What does the technocracy want? Expanded H1-B visa programs to displace older, well-paid employees with substantially cheaper foreign workers from East and South Asia mostly; expanded trade agreements so Google and Uber and Facebook and everyone can sell more in China; fairly open immigration laws in general – apparently over 40% of recent tech start-ups were founded by immigrants. And Trump’s call to boycott Apple because of the encryption face-off with the FBI is an affront to many tech owners. They are the innovative meritocracy where science trumps (unavoidable) civics every time.

These are not Trump-friendly policy options, to say the least. But the division between tech and Trump goes further than that. Trump’s campaign has given hope to lower-income, white working-class voters. Yes, people call them all sorts of other names. And the average Trump supporter, by the way, is not lower-income but closer to upper-middle income, according to the wonks at fivethirtyeight. But tech lives in an alternative universe compared to an under-employed coal miner in West Virginia.

So while tech elites will vote and fundraise for Hillary, while many tech employees will hope Sanders keeps fighting right to the convention, there is a core (but maybe not an overwhelming majority) of Trump supporters who see their relative – and even absolute in some cases – incomes falling and who have lost a lot of hope in the ruthless tech-heavy world they are trying to survive in.
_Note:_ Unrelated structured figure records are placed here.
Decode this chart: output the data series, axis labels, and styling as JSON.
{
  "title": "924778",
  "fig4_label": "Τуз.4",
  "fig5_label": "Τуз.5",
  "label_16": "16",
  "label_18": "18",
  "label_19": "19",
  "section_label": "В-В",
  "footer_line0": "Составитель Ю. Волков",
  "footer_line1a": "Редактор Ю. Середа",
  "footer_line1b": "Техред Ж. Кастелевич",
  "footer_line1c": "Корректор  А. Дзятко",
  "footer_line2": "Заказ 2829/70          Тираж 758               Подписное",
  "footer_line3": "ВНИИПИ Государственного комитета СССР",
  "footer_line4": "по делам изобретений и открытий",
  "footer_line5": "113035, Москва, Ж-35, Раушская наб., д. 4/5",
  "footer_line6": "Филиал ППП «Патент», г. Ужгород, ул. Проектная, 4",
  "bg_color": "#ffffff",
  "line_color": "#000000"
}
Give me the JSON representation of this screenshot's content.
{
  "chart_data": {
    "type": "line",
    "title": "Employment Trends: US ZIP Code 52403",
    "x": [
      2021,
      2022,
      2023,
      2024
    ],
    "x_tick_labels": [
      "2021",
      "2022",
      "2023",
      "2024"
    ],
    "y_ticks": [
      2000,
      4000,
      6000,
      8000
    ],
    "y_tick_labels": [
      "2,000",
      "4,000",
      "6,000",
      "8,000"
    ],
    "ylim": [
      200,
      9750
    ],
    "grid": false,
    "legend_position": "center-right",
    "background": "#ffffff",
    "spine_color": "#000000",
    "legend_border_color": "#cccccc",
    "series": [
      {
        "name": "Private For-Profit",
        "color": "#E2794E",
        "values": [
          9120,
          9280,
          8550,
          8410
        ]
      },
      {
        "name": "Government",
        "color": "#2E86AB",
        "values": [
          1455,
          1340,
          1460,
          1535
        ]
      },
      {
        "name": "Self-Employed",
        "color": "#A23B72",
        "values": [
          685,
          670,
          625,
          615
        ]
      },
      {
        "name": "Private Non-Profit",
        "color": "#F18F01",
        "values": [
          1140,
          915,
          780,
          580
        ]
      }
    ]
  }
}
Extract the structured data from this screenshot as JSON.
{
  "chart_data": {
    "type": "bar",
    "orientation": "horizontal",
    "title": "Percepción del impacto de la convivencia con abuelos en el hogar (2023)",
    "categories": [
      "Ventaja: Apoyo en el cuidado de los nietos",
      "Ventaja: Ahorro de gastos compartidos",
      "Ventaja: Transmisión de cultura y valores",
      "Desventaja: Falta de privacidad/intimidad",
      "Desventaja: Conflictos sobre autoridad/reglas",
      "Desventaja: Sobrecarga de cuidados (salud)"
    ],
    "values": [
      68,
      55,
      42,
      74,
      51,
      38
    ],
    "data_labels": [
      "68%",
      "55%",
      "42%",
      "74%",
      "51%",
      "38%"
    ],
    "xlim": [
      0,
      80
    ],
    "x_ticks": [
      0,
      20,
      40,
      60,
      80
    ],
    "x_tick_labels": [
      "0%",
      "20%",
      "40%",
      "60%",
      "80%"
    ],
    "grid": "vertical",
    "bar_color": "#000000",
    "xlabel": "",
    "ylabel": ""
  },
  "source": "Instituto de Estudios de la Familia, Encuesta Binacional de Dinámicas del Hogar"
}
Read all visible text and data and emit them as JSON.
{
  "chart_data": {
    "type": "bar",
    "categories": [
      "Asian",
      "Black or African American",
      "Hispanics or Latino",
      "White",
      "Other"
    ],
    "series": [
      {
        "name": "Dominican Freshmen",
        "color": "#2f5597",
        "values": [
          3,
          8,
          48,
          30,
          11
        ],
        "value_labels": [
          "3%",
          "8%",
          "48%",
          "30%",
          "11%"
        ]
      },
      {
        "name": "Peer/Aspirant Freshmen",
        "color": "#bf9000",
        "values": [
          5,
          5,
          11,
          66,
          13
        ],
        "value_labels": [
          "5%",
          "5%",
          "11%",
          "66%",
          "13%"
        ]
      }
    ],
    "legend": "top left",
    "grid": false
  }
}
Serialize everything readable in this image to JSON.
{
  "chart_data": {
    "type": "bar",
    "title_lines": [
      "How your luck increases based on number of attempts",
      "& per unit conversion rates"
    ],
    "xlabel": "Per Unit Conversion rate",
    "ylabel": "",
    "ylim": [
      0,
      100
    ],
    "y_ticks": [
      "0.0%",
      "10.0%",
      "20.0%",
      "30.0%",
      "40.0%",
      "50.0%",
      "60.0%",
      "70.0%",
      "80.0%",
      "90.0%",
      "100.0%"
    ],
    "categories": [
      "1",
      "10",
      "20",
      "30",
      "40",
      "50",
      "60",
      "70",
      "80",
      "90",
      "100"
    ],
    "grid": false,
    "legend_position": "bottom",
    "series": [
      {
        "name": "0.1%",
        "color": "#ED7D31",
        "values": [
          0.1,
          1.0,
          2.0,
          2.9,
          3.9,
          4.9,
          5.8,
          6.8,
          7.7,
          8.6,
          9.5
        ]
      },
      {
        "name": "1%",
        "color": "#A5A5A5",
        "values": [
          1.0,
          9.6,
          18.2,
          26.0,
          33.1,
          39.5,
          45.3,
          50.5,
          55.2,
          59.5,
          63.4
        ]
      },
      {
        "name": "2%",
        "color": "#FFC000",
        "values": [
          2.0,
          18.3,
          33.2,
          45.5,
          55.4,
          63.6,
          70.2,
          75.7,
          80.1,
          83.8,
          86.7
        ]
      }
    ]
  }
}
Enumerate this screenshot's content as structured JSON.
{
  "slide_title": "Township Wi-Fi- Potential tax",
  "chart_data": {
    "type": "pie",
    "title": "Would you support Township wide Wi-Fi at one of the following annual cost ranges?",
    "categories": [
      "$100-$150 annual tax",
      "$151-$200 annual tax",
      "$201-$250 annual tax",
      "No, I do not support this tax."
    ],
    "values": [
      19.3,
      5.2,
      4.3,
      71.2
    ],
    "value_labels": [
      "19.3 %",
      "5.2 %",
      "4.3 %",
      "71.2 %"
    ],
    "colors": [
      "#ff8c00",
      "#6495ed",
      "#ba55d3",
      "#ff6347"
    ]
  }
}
Their concerns are not just opposed to much of Silicon Valley’s political agenda, they exist in a far different world. Hostile resentment faces off against dismissive aloofness.

Yes, Trumpkins can be angry and even threatening. But Silicon Valley would delete a good measure of America’s civics, understood as the duties any employer has, and some of its sovereignty, in the name of innovation and it’s endless iterations. Which are no longer justified in terms of their effects on average citizens, but rather because they can lower costs.